A federal judge in New York blocked the Trump administration from adding the question earlier this year.
dkfielding via Getty Images

The U.S. Supreme Court announced on Friday that it would hear an expedited appeal in a case seeking to block the Trump administration from adding a citizenship question to the 2020 census.

The justices’ decision to take up the case of Department of Commerce v. New York was largely expected and marks the latest step in a closely watched legal battle over next year’s census. Critics contend that adding the citizenship question would discourage people, particularly people of color, from responding to the survey. An inaccurate census would have drastic consequences, they warn, because its results are used to allocate congressional seats and hundreds of billions of dollars in federal funds.

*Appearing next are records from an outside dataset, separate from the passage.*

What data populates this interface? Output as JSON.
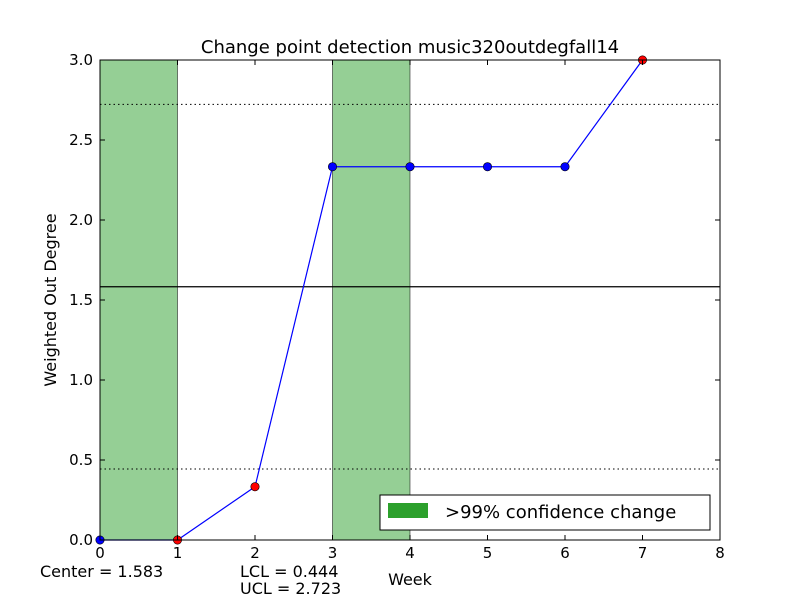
{
  "chart_data": {
    "type": "line",
    "title": "Change point detection music320outdegfall14",
    "xlabel": "Week",
    "ylabel": "Weighted Out Degree",
    "xlim": [
      0,
      8
    ],
    "ylim": [
      0.0,
      3.0
    ],
    "x_ticks": [
      "0",
      "1",
      "2",
      "3",
      "4",
      "5",
      "6",
      "7",
      "8"
    ],
    "y_ticks": [
      "0.0",
      "0.5",
      "1.0",
      "1.5",
      "2.0",
      "2.5",
      "3.0"
    ],
    "grid": false,
    "series": [
      {
        "color": "#0000ff",
        "x": [
          0,
          1,
          2,
          3,
          4,
          5,
          6,
          7
        ],
        "y": [
          0.0,
          0.0,
          0.333,
          2.333,
          2.333,
          2.333,
          2.333,
          3.0
        ],
        "marker_colors": [
          "#0000ff",
          "#ff0000",
          "#ff0000",
          "#0000ff",
          "#0000ff",
          "#0000ff",
          "#0000ff",
          "#ff0000"
        ]
      }
    ],
    "center_line": 1.583,
    "control_limits": {
      "lcl": 0.444,
      "ucl": 2.723
    },
    "confidence_regions": [
      {
        "x_start": 0,
        "x_end": 1
      },
      {
        "x_start": 3,
        "x_end": 4
      }
    ],
    "region_color": "#2ca02c",
    "legend": {
      "label": ">99% confidence change",
      "placement": "lower-right"
    },
    "annotations": {
      "center": "Center = 1.583",
      "lcl": "LCL = 0.444",
      "ucl": "UCL = 2.723"
    }
  }
}
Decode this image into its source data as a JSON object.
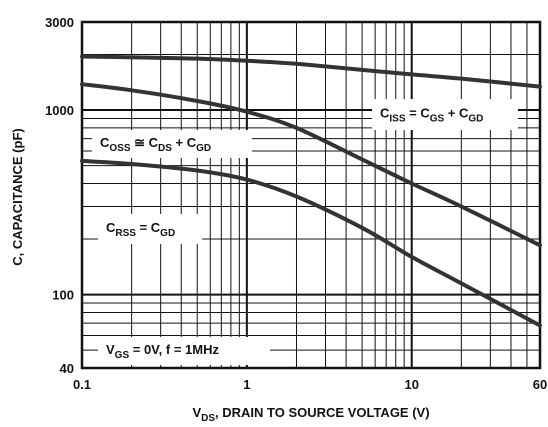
{
  "chart_data": {
    "type": "line",
    "xscale": "log",
    "yscale": "log",
    "xlim": [
      0.1,
      60
    ],
    "ylim": [
      40,
      3000
    ],
    "grid": true,
    "xlabel": {
      "prefix": "V",
      "sub": "DS",
      "rest": ", DRAIN TO SOURCE VOLTAGE (V)"
    },
    "ylabel": "C, CAPACITANCE (pF)",
    "x_ticks": [
      {
        "value": 0.1,
        "label": "0.1"
      },
      {
        "value": 1,
        "label": "1"
      },
      {
        "value": 10,
        "label": "10"
      },
      {
        "value": 60,
        "label": "60"
      }
    ],
    "y_ticks": [
      {
        "value": 3000,
        "label": "3000"
      },
      {
        "value": 1000,
        "label": "1000"
      },
      {
        "value": 100,
        "label": "100"
      },
      {
        "value": 40,
        "label": "40"
      }
    ],
    "series": [
      {
        "id": "ciss",
        "x": [
          0.1,
          0.2,
          0.5,
          1,
          2,
          5,
          10,
          20,
          60
        ],
        "y": [
          1950,
          1930,
          1900,
          1850,
          1780,
          1650,
          1560,
          1480,
          1340
        ]
      },
      {
        "id": "coss",
        "x": [
          0.1,
          0.2,
          0.5,
          1,
          2,
          5,
          10,
          20,
          60
        ],
        "y": [
          1380,
          1280,
          1120,
          980,
          800,
          540,
          400,
          300,
          185
        ]
      },
      {
        "id": "crss",
        "x": [
          0.1,
          0.2,
          0.5,
          1,
          2,
          5,
          10,
          20,
          60
        ],
        "y": [
          530,
          510,
          470,
          420,
          340,
          230,
          160,
          115,
          68
        ]
      }
    ],
    "annotations": [
      {
        "id": "ciss-label",
        "parts": [
          {
            "t": "C"
          },
          {
            "t": "ISS",
            "sub": true
          },
          {
            "t": " = C"
          },
          {
            "t": "GS",
            "sub": true
          },
          {
            "t": " + C"
          },
          {
            "t": "GD",
            "sub": true
          }
        ]
      },
      {
        "id": "coss-label",
        "parts": [
          {
            "t": "C"
          },
          {
            "t": "OSS",
            "sub": true
          },
          {
            "t": " ≅ C"
          },
          {
            "t": "DS",
            "sub": true
          },
          {
            "t": " + C"
          },
          {
            "t": "GD",
            "sub": true
          }
        ]
      },
      {
        "id": "crss-label",
        "parts": [
          {
            "t": "C"
          },
          {
            "t": "RSS",
            "sub": true
          },
          {
            "t": " = C"
          },
          {
            "t": "GD",
            "sub": true
          }
        ]
      },
      {
        "id": "condition-label",
        "parts": [
          {
            "t": "V"
          },
          {
            "t": "GS",
            "sub": true
          },
          {
            "t": " = 0V, f = 1MHz"
          }
        ]
      }
    ]
  }
}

In January, a federal judge in Manhattan blocked the Trump administration from adding the question. Normally, the case would then go to the U.S. Court of Appeals for the 2nd Circuit before heading to the Supreme Court. But with the Census Bureau facing a fast-approaching June deadline for finalizing census questions, the high court has agreed to hear argument in the appeal in late April.

Both the plaintiffs in the suit ― 18 states, the District of Columbia, several cities and a handful of immigrant rights groups ― and the Trump administration argued in court filings that if the justices were going to take the case, they should do so quickly and bypass the 2nd Circuit.

In a 277-page opinion last month, U.S. District Judge Jesse Furman held that the way the Trump administration added the question ran afoul of a federal law called the Administrative Procedure Act. He found that Commerce Secretary Wilbur Ross, who oversees the Census Bureau, had ignored analyses from experts on how damaging the question would be and cherry-picked evidence to support his desire to add the question.

Ross publicly claimed that he began considering the question only after the Justice Department requested it and that the Justice Department wanted the question in order to obtain better data to enforce the Voting Rights Act. But Furman, who was appointed to the federal bench by then-President Barack Obama, said the voting rights rationale was “pretextual,” a “sham justification” concealing the true reason for Ross’ decision. The decennial census ― which goes out to every American household ― hasn’t asked about citizenship since the Voting Rights Act was passed in 1965. And a top Justice Department official was unable to explain in a sworn deposition how adding the citizenship question would get the department better citizenship data than it already had available.

In total, seven different lawsuits have been filed challenging the addition of the citizenship question.

This story has been updated to note that the Supreme Court will hear argument in the case in late April.